All of lore.kernel.org
 help / color / mirror / Atom feed
From: Toshi Kani <toshi.kani@hpe.com>
To: tglx@linutronix.de, mingo@redhat.com, hpa@zytor.com, bp@suse.de,
	dan.j.williams@intel.com
Cc: ross.zwisler@linux.intel.com, vishal.l.verma@intel.com,
	micah.parrish@hpe.com, brian.boylston@hpe.com, x86@kernel.org,
	linux-nvdimm@lists.01.org, linux-kernel@vger.kernel.org,
	Toshi Kani <toshi.kani@hpe.com>
Subject: [PATCH v3 1/2] x86/lib/copy_user_64.S: cleanup __copy_user_nocache()
Date: Thu, 11 Feb 2016 14:24:16 -0700	[thread overview]
Message-ID: <1455225857-12039-2-git-send-email-toshi.kani@hpe.com> (raw)
In-Reply-To: <1455225857-12039-1-git-send-email-toshi.kani@hpe.com>

Add comments to __copy_user_nocache() to clarify its procedures
and alignment requirement.

Also change numeric branch target labels to named labels.  The
labels begin with ".L" and prefix "cun" (Copy User Nocache) to
keep them local and unique to the function.
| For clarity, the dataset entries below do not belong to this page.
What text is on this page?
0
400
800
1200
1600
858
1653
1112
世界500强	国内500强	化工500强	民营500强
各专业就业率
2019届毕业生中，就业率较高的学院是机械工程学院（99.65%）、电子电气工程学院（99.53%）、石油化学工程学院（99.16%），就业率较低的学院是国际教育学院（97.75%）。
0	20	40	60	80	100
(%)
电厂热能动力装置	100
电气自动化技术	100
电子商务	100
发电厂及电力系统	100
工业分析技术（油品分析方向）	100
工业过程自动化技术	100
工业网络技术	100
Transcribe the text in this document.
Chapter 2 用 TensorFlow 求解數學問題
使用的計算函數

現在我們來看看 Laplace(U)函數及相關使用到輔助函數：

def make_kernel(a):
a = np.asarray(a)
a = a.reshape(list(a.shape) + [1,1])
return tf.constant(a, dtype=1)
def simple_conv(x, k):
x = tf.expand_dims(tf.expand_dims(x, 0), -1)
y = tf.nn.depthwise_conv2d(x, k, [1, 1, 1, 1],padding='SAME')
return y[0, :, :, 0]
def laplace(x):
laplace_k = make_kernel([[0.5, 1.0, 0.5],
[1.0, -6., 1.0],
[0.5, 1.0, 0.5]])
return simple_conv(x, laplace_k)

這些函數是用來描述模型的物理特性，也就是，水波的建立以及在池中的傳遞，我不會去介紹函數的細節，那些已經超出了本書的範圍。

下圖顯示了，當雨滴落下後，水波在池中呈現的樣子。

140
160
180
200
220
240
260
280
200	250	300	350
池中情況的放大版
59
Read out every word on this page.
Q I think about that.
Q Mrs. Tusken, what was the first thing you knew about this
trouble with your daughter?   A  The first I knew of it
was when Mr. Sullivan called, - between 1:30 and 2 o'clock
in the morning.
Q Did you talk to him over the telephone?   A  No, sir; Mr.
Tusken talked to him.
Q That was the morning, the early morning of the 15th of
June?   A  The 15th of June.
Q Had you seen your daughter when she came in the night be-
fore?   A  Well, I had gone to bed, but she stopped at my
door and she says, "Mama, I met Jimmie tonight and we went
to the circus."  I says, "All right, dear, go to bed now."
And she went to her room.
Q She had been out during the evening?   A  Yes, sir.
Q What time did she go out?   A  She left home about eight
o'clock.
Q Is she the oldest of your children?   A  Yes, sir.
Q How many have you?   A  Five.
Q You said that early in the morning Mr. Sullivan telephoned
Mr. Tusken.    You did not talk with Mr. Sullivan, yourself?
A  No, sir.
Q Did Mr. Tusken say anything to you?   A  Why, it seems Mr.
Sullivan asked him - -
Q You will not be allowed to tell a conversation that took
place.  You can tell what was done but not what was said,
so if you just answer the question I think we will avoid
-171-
Signed-off-by: Toshi Kani <toshi.kani@hpe.com>
Cc: Thomas Gleixner <tglx@linutronix.de>
Cc: Ingo Molnar <mingo@redhat.com>
Cc: H. Peter Anvin <hpa@zytor.com>
Cc: Borislav Petkov <bp@suse.de>
---
 arch/x86/lib/copy_user_64.S |  114 ++++++++++++++++++++++++++++---------------
 1 file changed, 73 insertions(+), 41 deletions(-)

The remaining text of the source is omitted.